Some analysts had expected that the breaching of Gaza's economic isolation by Hamas-backed militants with explosives and bulldozers last week – hundreds of thousands have crossed the border to buy scarce goods since – would start forcing the divided Palestinian political factions back to the negotiating table.
Though there were no signs of a rapprochement, with leaders of both factions sniping at each other through the press, Hamas has forced a change in attitude by Egypt and some other regional states by demonstrating that with their physical control of Gaza, no solution to controlling the border is possible without them.
The US, Israel, and Mr. Abbas continue to refuse to deal with Hamas until it halts rocket fire from the Gaza Strip (in the case of the US and Israel) and hands over control of Gaza to the Palestinian Authority and agrees to early elections (in the case of Mr. Abbas). But both Egypt and Saudi Arabia have reached out to the Islamist group in recent days.
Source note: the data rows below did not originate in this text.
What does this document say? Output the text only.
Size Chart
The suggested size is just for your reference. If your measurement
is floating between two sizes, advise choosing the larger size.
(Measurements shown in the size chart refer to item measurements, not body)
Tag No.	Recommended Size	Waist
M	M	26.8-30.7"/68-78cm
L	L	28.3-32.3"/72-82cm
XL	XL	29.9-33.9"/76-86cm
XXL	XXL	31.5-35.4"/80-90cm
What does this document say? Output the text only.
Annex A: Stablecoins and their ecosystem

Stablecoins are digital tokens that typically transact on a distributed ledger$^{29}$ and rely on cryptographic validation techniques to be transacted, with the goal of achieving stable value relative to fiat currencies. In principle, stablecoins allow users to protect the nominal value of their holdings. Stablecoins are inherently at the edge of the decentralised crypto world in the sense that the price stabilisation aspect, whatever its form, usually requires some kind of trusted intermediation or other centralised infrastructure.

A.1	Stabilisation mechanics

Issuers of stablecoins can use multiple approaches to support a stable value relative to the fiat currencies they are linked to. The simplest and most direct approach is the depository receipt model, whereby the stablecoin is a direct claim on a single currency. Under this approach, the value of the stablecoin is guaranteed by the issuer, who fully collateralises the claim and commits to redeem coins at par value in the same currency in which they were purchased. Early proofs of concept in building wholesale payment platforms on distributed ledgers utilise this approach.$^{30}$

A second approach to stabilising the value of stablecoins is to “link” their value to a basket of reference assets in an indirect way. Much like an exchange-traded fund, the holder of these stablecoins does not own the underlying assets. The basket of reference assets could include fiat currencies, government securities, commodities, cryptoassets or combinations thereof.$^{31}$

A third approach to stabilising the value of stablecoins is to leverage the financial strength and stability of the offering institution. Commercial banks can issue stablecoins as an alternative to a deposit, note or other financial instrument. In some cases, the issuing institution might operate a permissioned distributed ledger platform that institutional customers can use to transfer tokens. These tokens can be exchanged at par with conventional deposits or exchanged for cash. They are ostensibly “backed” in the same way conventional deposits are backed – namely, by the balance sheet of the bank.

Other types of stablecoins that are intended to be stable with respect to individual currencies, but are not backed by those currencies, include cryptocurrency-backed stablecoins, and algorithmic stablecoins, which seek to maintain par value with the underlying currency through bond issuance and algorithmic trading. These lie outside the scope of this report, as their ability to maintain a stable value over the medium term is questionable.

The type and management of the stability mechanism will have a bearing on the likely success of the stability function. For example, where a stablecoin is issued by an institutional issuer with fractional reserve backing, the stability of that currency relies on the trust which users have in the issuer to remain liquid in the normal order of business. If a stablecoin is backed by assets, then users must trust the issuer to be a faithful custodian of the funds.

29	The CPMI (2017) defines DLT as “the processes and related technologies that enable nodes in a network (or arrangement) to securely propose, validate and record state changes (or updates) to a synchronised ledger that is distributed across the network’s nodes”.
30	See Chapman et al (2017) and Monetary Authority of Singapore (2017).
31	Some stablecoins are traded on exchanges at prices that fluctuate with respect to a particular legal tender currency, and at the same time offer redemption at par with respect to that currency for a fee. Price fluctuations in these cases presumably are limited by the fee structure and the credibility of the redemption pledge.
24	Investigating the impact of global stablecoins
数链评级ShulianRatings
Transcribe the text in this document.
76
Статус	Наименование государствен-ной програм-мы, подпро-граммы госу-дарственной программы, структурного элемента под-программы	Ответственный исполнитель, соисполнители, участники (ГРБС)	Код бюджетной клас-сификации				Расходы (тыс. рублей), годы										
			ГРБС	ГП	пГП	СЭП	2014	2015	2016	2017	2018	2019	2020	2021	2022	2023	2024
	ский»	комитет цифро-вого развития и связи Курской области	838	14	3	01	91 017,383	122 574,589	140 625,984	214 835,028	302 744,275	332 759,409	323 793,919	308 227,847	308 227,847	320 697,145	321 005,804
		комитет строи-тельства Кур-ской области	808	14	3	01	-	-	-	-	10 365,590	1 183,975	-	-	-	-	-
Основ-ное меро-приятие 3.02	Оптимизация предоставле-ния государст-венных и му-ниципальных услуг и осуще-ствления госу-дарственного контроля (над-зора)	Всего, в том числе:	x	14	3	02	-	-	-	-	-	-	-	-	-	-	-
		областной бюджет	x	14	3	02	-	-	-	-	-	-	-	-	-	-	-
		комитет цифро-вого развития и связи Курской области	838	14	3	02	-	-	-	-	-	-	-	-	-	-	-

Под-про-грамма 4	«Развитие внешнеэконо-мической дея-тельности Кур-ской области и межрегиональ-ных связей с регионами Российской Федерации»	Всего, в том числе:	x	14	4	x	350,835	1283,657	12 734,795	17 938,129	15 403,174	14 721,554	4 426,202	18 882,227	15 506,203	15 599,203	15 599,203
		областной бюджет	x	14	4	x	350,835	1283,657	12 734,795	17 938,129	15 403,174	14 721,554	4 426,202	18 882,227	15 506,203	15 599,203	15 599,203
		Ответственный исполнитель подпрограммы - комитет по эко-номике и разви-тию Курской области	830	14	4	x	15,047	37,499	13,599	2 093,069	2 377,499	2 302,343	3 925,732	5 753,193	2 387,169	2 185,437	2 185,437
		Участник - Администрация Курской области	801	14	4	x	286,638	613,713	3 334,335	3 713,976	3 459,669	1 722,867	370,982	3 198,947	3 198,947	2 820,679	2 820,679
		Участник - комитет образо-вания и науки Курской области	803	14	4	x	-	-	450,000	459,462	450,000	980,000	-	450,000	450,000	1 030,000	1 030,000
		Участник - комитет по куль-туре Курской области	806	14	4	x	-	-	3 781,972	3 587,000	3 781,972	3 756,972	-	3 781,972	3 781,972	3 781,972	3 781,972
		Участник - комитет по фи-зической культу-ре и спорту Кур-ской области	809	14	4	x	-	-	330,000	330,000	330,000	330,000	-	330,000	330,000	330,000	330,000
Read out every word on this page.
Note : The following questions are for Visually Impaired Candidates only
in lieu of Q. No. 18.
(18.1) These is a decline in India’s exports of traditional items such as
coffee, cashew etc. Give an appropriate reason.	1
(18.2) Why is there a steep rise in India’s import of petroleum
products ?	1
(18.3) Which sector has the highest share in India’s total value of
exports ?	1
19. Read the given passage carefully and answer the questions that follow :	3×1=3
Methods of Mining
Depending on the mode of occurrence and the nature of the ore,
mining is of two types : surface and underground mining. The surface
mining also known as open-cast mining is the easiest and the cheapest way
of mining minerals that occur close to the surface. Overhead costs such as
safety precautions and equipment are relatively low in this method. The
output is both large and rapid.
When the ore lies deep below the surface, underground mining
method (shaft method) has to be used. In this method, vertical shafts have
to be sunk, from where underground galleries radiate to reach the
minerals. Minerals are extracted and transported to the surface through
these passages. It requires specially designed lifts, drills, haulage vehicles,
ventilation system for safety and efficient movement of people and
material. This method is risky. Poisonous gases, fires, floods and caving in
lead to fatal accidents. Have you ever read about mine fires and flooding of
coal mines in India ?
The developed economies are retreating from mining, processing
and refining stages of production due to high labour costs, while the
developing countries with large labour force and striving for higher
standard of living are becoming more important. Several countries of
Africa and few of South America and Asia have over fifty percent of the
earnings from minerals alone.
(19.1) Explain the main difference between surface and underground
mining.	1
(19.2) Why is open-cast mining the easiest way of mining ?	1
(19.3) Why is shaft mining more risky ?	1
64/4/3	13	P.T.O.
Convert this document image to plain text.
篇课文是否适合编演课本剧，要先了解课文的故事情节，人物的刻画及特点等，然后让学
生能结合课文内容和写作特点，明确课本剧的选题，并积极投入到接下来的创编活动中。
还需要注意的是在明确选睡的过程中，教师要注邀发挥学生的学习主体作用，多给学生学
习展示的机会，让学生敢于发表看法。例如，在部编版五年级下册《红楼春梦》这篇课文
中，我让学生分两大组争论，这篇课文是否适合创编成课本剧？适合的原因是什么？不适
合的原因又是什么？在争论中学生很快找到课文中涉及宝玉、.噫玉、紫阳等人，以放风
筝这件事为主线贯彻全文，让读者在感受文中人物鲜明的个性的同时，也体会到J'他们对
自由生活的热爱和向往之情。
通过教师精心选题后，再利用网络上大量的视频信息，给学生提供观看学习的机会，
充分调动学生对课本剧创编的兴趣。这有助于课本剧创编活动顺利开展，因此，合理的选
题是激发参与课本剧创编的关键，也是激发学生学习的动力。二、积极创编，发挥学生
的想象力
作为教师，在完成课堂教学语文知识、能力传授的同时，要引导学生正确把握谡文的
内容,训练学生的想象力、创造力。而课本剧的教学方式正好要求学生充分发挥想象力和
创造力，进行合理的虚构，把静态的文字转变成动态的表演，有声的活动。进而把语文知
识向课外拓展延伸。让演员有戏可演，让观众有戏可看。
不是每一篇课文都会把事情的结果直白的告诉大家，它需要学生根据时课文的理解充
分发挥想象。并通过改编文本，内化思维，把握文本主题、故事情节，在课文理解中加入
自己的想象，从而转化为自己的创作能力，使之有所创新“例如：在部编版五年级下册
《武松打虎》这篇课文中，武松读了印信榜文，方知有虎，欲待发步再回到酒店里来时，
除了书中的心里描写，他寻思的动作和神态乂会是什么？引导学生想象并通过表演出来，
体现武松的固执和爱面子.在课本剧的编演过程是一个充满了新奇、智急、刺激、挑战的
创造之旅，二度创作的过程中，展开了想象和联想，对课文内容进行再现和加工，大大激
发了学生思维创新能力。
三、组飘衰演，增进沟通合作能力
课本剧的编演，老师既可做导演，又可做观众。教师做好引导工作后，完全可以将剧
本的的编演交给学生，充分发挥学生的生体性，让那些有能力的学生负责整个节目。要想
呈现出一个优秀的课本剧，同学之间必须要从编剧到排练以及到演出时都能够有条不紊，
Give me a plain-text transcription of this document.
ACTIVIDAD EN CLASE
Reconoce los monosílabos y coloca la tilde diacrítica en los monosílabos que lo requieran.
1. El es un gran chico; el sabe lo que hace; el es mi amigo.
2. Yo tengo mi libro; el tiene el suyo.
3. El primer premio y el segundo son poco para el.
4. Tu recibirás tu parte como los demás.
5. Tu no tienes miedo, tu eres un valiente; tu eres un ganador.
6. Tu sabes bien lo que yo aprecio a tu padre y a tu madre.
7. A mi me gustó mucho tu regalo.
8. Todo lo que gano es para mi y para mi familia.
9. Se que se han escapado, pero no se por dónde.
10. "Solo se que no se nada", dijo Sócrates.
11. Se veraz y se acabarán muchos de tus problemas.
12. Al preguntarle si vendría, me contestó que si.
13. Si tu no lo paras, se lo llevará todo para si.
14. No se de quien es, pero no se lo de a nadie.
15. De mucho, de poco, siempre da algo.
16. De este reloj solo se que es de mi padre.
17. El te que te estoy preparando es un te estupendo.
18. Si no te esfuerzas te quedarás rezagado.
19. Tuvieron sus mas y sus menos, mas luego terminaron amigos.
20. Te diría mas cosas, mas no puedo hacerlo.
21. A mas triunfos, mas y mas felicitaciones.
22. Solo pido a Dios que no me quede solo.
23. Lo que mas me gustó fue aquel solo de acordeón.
In addition to the meetings with Egyptian officials, Hamas's top leader Khaled Meshaal traveled to Saudi Arabia earlier this week to hold talks with Saudi Foreign Minister Prince Saud al-Faisal on finding ways to bring the Palestinian factions back together. A Saudi government spokesman told reporters the kingdom is eager for Palestinian unity.
The Saudis brokered a power-sharing deal between Hamas and Fatah early last year, which briefly broke the deadlock that ensued after Hamas had won Palestinian elections and then unraveled when the brief civil war broke out in Gaza in June. Hamas says they are willing to enter talks with Fatah, but refuse to meet any of its conditions.